Here's a story I don't think I've told before but only because it happened not to come to mind until just lately. Anyway, the time is late 1958 and I am finishing my Army "training" (oh hoh hoh) at Fort Leonard Wood, MO. One night I drew telephone-answering duty at company HQ (what if President Eisenhower called?). To kill time I was fiddling with my newly-acquired Greek-language textbook, when a couple of MPs showed up with another young man in charge. They instructed me to furnish him with a cot and a corner to sleep in, explaining only that "he would be going home in the morning." The MPs left and we fell to chatting, my new charge and I. He was a tall black youth with medium-light skin, a bit fattish for a basic trainee, and with a ladylike manner. It didn't take long to surmise why he was on his way home but he I was glad for some diversion and we fell into an amiable chat.
At one point idly he flipped open my Greek book and straightway began to read:
At one point idly he flipped open my Greek book and straightway began to read:
ἐv ἀρχῇ ἦν ὁ λόγος, καὶ ὁ λόγος ἦν πρὸς τὸν θεόν, καὶ θεὸς ἦν ὁ λόγος.
In the beginning was the Word and the Word was with God, and God was the Word.

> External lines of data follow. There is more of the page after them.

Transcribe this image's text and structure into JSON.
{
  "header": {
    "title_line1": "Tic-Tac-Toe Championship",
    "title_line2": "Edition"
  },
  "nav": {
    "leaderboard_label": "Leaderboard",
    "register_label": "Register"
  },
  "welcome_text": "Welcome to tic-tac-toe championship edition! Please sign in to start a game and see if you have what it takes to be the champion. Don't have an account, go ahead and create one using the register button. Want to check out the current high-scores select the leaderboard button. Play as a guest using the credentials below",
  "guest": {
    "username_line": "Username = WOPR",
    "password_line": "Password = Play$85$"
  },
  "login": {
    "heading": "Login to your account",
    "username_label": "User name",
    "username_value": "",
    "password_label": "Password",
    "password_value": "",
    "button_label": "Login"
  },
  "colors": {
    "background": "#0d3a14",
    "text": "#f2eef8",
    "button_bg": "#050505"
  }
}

Okay, so it is easy Greek (this was, after all, a beginner book); But so far as I could tell, his rendition was letter perfect. I reflected then and there on the bewildering truth that the world was a more complicated place than I had anticipated.
Followup: Now that I think of it, here's another. This one takes place nearly three years earlier, Spring of 1955, while I am working as a general gopher for the Associated Press in the reporter's lobby at the House of Representatives in DC. One day I was lounging in the viewer's gallery gazing down into the well of the House when my co-gopher slipped in beside me. This young man was, in a word, a yokel: amiable enough and probably more competent at gophering than I, but so green he squeaked--green enough that even I, in the full wisdom of my 19 years, could hear the squeaking. After a moment, he tipped his head towards a particular corner of the chanber.
"Look at that," he whispered. I thought I knew what he meant but I stayed noncommittal. "Mm?" I replied.
"It's a --" (and he used a word not currently deployed in polite company).
No words could convey his astonishment. But he was right By my memory it was William L. Dawson, of the Illinois First, only the third black to serve in Congress since reconstruction. "That's right," I said and could think of no safe continuance. So I left my colleague in his stunned reverie. So what have we learned today, children? We have learned that enlightenment comes in many forms.
2 comments:
Great stories. Did not know there were any black Congressmen in the '50s other than Adam Clayton Powell.
There was at least more: Charlie Diggs from Detroit. I covered Powell a few years later in my reporter days. I remember once when he was being badly treated by his colleagues (he was entangled with Carl Perkins of Kentucky who was a major responsibility). I asked Powell if he knew the source of his travail and he said (with a demure smile) "must be a caucasian in de kindlin'."